There’s just something cozy about autumn aromas coming from the oven by day, culminating with steaming plate of home-cooked comfort food. Even if you’re laying low for the holidays this year, you can re-create your favorite family recipes that bring you back home with every bite. No Thanksgiving spread is complete without sweet potatoes or yams, and this Gluten Free Sweet Potato Souffle Recipe delivers the creamy, sweet experience without all of the sugar that traditional recipes call for.

This recipe calls for small amounts of coconut sugar and maple syrup so that you get the fall flavors you crave, without the sugar crash later.

Here’s how to make it.

Gluten-free Sweet Potato Souffle Recipe

Serves: 8

Time in the kitchen: 60 minutes, including 35 minutes baking time

Ingredients

For the souffle

  • 6 medium/large sweet potatoes (mine were 6-8” long)
  • 1 tbsp. avocado oil
  • 1/4 cup almond milk (I used Elmhurst1925 brand)
  • 1 tbsp. maple syrup
  • 1 tbsp. coconut sugar
  • 1 tsp. vanilla extract
  • 2 tbsp. coconut flour (I used Bob’s Red Mill Brand)
  • 2 tbsp. almond flour
  • 1-2 tsp. cinnamon
  • pinch of salt
  • 3 egg yolks
  • 4 room temperature egg whites

For the pecan topping

  • 1.25 cups pecans – some halved, some crumbled
  • 3 tbsp. very soft salted butter or ghee
  • 1/2 cup + 2 tbsp. almond flour
  • 1.5 tbsp. coconut sugar

Directions

Preheat your oven to 375 degrees Fahrenheit. Slice the sweet potatoes in half and toss them in avocado oil. Place them cut-side down on a baking dish or baking sheet and roast for about 50-60 minutes, or until they are soft.

While the sweet potatoes are roasting, make the pecan topping. Place the pecans in a bowl along with the butter, half of the almond flour and coconut sugar. Mix to combine so the butter coats the pecans and a crumble forms. Gently fold in the remaining almond flour.

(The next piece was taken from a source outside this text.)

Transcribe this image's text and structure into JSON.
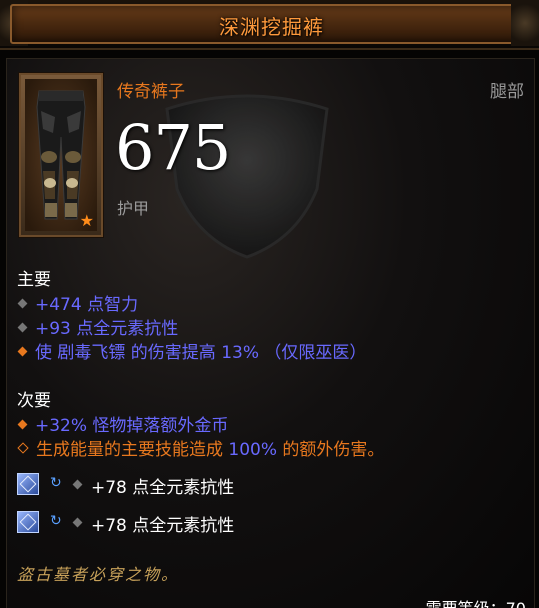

Allow the sweet potatoes to cool a little, then scoop the insides out into a food processor. Add the almond milk, maple syrup, coconut sugar, and vanilla extract and pulse to combine.

Then add the cinnamon, coconut flour, almond flour and salt and blend. Add the egg yolks and blend until smooth. Pour the sweet potato mixture into a large bowl.

Whip the room temperature egg whites in a glass or metal bowl using a whisk or stand mixer until they start to get frothy (see the Tips section for tips on whipping your egg whites.) Keep whisking until soft peaks form.

Gently fold the egg whites a little at a time into the sweet potato mixture until they are incorporated evenly into the sweet potatoes.

Spread the sweet potato mixture into a lightly greased 9×13 baking dish.

Sprinkle the pecan mixture all over the top.

Reduce the oven heat to 350 degrees and bake for about 35 minutes, or until the sweet potato feels firm yet springy.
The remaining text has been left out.